A pile of empty kegs is growing at Riverwatch Brewery, and so is the excitement surrounding what could be the city’s first brewery in more than a century.
Owner Brey Sloan said she and several helpers have worked around the clock to prep the facility, a rented warehouse at the Farmers Market on Laney-Walker Boulevard, and it’s finally starting to take shape.
In one corner is a room packed wall to wall with empty kegs waiting to be filled. In another are several thousand gallons worth of stainless steel tanks used in the brewing process. Somewhere in the middle is a sizeable tasting room that still looks like a construction zone.
Sloan regularly updates the brewery’s Facebook page, which now has more than 720 likes, and often has to respond to the same question: “When will you open?”
“We hope by St. Patrick’s Day,” she sometimes responds.
All that’s missing are the licenses that will allow Sloan to brew her first batch.
Though Riverwatch Brewery passed through the local permitting process with ease and its federal license is imminent, Sloan said much of the difficulty in providing an opening date is because Georgia requires brewers to jump through more hoops than other states, further delaying the process.
And it doesn’t stop after the first keg is tapped.
In South Carolina, for example, breweries can sell pints of beer on site and packaged beer to go, but Georgia brewers can’t, said Nancy Palmer, the executive director of the Georgia’s Craft Brewers Guild.
There are some workarounds. Georgia breweries generally use the “tour and taste” system in which patrons pay for a tour and receive a small amount of free beer while on site, but even that can be problematic, Palmer said.
She argues that Georgia should follow the example of other states by allowing brewers to harness revenue streams beyond sales to wholesalers.
“Without these modernizations to beer manufacturing law, the kinds of modernizations that allow small businesses to grow, Georgia is going to be left behind and we’re going to be handicapping the business owners that do choose to invest in Georgia,” she said.
The Brewers Association, a nonprofit organization dedicated to promoting the craft beer industry across the country, lists 75 breweries in Georgia, 14 of which are considered to be in the planning stage.
In September, the organization announced that its database passed 4,000 active breweries nationwide, which it says is the first time the U.S. has passed that threshold since the 1870s.
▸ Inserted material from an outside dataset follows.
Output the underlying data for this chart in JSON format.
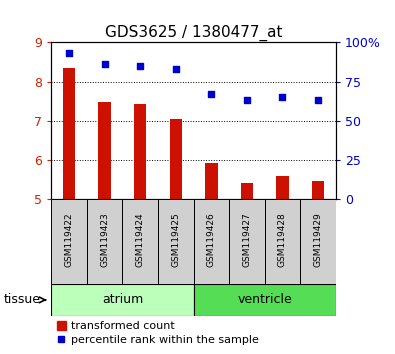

The Internal Revenue Department tallied 4,131 in 1873, according to the Brewers Association’s Web site.
Bart Watson, the association’s chief economist, said he believes the resurgence can be traced back to the 1970s, when the federal government legalized home brewing. That coupled with a cut in the federal excise tax on small brewers facilitated more growth in the beer culture nationwide, Watson said.
More recently, growth has been driven by consumer demand for fuller flavor, more variety in the beer aisle and a way to support local business.
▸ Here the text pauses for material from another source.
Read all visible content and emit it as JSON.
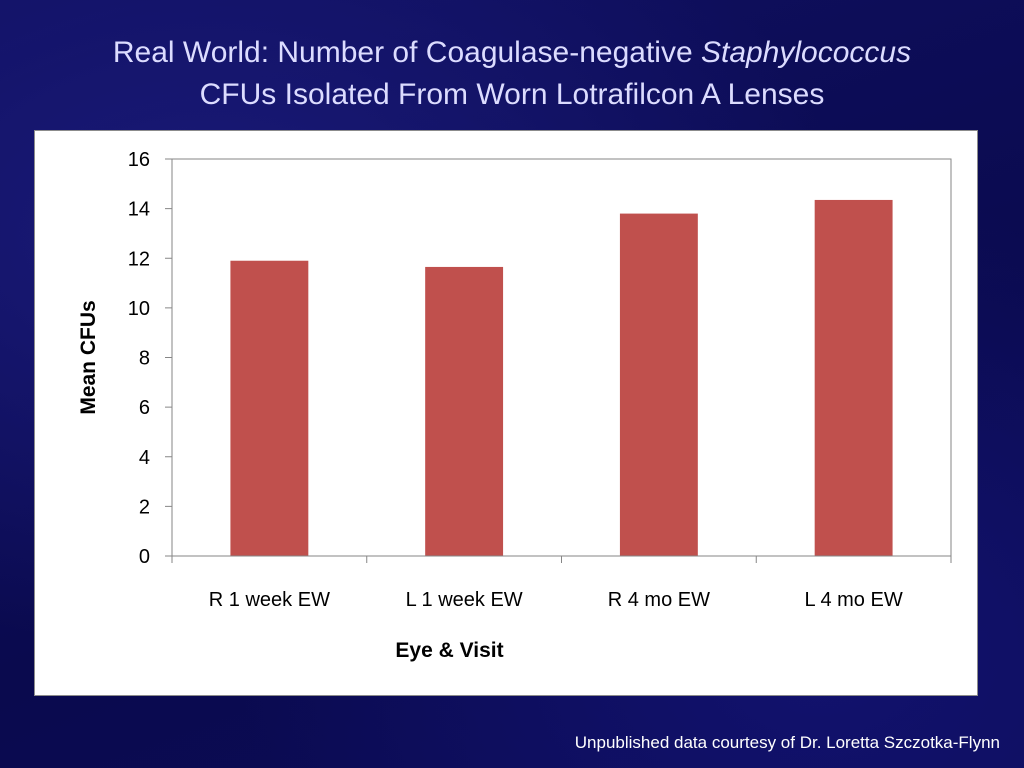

“I think there’s emotional connection with local products,” Watson said. “It also means that those dollars are staying in the community when you know that it’s locally produced. The brewers with a local focus can do a lot more to market their products in a nimble way.”
Riverwatch Brewery, for example, is named after the stretch of road that links Augusta with Columbia County. One of the brews made there will carry some variation of the thoroughfare’s official designation, Route 104, Sloan said. Other varieties could carry the names of other prominent Augusta fixtures.
It’s something Sloan said she hopes not only instills community pride, but also will draw outsiders to visit Riverwatch Brewery and see what else the city has to offer.
Odds are that a craft beer connoisseur who passes through the area will make a stop at the local brewery, Watson said.
“We found that the average craft beer drinker, of course there are tens of millions in the country, visit an average of 1½ craft breweries while traveling a year,” Watson said, adding that 18 percent of craft beer drinkers quench their thirst at three or more out-of-town breweries a year. “It’s becoming part of a larger food and drink movement.”